Ils sont quatre. Le dîner les rassemble visiblement dans un appartement parisien. Et presqu’immédiatement, la conversation prend un tour politique pour ne plus le quitter. Des intellectuels parisiens donc. Nous déboulons chez des intellectuels parisiens, apparemment conformes au cliché le plus répandu. Pratiquement sur le mode du documentaire. Allons-nous nous enfoncer davantage dans ce monde stéréotypé ou découvrirons-nous par la suite une réalité plus contrastée et des intériorités plus complexes ? Le goût de la politique, le sentiment politique me semblent traverser la vie de chaque Français dans une forme de quotidienneté originale et bien hexagonale. A Saint-Germain des Prés comme dans le Gard, du côté du Flore, comme à Florange, on discute, on mange, on respire avec la politique et un cortège de souvenirs et sensations qui affleurent et tissent la trame de tout commentaire de l’actualité. Postulat : quelque chose d’universel à cela.

Les personnages sont donc très situés. Ils n’en seront pas moins flous au début du film. Lazare Pedron, le chef opérateur, a bien repéré chacun des axes selon lesquels il suivra Benjamin, Christophe, Lara et Suliane. Il connaît les lignes de traverse, les diagonales, et Alan, le pointeur, fera varier les degrés de netteté sur les visages.

Dès la première seconde, Paul, Chris, Judith et Albertine nous apparaissent. Transsubstantiation. Oui, le cinéma, la caméra, le talent subtil des acteurs opèrent des miracles. Et notre Lazare ne se pose jamais. Il marche dans les pas des acteurs, garde sa Canon à l’épaule, s’essouffle parfois, plie un genou à terre, mais chaque fois se relève et retrouve son élan. Je ne le lâche pas : « Bouge, Lazare, bouge. Du mouvement, de la fluidité. ». Il se redresse et ne ménage pas l’effort qui lui brise le dos. Le parquet craque sous ses pieds. Olivier Touche, au son, nous demande de reprendre. Une moto passe. Olivier me fait signe qu’il faut refaire la prise.

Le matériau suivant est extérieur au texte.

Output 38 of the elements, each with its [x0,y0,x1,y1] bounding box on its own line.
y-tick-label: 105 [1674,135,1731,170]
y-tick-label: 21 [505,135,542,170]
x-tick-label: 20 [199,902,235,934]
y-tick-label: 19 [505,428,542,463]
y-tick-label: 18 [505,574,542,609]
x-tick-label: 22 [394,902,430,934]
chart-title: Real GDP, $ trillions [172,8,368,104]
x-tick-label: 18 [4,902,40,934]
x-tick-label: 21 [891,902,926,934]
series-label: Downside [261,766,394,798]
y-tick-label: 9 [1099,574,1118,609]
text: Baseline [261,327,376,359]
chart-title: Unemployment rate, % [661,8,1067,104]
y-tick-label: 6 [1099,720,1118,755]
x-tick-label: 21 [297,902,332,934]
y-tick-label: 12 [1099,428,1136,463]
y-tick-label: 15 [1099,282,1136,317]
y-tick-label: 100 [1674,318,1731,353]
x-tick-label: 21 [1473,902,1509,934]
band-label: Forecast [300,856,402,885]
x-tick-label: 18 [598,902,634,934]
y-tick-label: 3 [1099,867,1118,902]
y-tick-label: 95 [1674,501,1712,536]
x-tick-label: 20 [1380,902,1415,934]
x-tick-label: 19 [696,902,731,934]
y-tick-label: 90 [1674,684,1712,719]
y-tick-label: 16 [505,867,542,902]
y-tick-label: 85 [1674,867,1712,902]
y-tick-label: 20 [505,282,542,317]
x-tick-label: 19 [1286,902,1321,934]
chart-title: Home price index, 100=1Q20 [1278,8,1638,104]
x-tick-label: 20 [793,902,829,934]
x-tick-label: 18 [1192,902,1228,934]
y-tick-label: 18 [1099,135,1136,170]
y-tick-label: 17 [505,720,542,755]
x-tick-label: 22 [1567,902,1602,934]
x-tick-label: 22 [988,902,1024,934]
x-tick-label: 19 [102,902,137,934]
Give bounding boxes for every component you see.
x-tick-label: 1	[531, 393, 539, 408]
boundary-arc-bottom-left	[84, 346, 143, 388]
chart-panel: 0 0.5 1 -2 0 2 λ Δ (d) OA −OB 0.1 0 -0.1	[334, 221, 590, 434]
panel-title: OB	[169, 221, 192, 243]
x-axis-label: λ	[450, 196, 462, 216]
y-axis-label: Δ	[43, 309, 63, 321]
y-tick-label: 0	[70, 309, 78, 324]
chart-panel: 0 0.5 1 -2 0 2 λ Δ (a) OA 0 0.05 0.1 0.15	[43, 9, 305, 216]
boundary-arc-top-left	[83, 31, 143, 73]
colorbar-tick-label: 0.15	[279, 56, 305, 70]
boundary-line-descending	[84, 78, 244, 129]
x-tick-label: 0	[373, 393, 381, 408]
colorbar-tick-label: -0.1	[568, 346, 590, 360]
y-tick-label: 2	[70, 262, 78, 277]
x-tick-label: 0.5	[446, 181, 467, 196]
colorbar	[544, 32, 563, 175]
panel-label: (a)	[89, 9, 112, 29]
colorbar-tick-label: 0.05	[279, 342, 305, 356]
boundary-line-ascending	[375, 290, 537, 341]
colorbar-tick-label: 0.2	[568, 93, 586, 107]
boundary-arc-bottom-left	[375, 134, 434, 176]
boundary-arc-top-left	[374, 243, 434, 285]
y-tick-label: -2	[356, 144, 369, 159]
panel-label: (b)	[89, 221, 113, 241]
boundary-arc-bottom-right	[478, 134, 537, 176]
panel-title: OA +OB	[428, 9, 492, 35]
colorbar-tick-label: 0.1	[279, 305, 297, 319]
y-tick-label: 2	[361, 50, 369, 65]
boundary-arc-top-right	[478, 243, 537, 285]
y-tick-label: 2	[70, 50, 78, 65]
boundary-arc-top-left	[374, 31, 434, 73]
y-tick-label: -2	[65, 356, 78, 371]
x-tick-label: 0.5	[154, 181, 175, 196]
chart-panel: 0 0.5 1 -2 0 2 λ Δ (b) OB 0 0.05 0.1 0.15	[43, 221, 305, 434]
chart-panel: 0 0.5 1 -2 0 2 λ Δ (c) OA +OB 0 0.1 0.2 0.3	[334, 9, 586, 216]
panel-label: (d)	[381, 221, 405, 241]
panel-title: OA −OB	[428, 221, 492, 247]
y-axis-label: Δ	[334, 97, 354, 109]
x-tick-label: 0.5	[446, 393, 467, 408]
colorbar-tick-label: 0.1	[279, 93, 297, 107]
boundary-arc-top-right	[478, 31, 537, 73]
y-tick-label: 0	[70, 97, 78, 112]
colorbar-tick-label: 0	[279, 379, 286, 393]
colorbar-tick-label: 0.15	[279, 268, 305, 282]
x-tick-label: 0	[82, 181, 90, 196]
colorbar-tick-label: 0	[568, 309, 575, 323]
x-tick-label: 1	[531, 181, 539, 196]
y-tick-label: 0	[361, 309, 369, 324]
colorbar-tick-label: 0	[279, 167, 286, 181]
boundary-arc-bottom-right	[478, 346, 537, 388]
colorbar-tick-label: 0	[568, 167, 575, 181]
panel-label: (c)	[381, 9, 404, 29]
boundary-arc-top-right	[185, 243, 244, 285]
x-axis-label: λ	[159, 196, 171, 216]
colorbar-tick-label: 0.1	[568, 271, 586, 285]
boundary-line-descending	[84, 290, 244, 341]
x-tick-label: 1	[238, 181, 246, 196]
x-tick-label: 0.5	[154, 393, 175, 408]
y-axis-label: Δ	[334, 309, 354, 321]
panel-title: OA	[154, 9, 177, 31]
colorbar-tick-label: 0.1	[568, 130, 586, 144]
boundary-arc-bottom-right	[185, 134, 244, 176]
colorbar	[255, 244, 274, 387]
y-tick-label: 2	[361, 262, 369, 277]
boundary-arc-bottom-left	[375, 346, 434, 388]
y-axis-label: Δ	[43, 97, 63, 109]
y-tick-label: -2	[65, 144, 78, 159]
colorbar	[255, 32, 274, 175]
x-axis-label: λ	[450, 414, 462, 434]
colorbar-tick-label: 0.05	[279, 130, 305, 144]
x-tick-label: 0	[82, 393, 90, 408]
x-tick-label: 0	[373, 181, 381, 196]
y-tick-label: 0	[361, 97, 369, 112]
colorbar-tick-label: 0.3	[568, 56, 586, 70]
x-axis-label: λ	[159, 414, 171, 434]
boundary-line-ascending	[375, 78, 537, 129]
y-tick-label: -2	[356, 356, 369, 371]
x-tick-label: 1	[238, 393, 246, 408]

Les conditions sont inconfortables, la nuit avance. Nous allons désormais suivre Benjamin, après Christophe et Suliane, dans ce premier quart de la scène, découpée pour le confort de chacun. Nous allons arriver à cet instant précis que je me suis représentée tant et tant de fois. Pourquoi celui-là d’ailleurs, qui semble tout à fait anodin ? Paul doit se diriger vers le canapé blanc et s’effondrer de lassitude. Se produit alors ce phénomène étrange. La façon dont Benjamin se laisse choir, le bruit de son corps sur les coussins, la position de son bras quand il retombe, le désordre de ses cheveux, l’inclinaison de son bassin, ses jambes légèrement repliées dans le prolongement, sa moue, oui, même sa moue légère teintée d’amertume, tout, au plus petit détail près, correspond à la vision qui s’était dessinée dans mon esprit plus d’un an auparavant. Une sorte de déjà-vu à l’envers, qui me déroute sur le moment.

Cette première scène infernale, nous en venons à bout à 4h36 du matin. Et trait pour trait, elle ressemble aux images que j’avais hallucinées.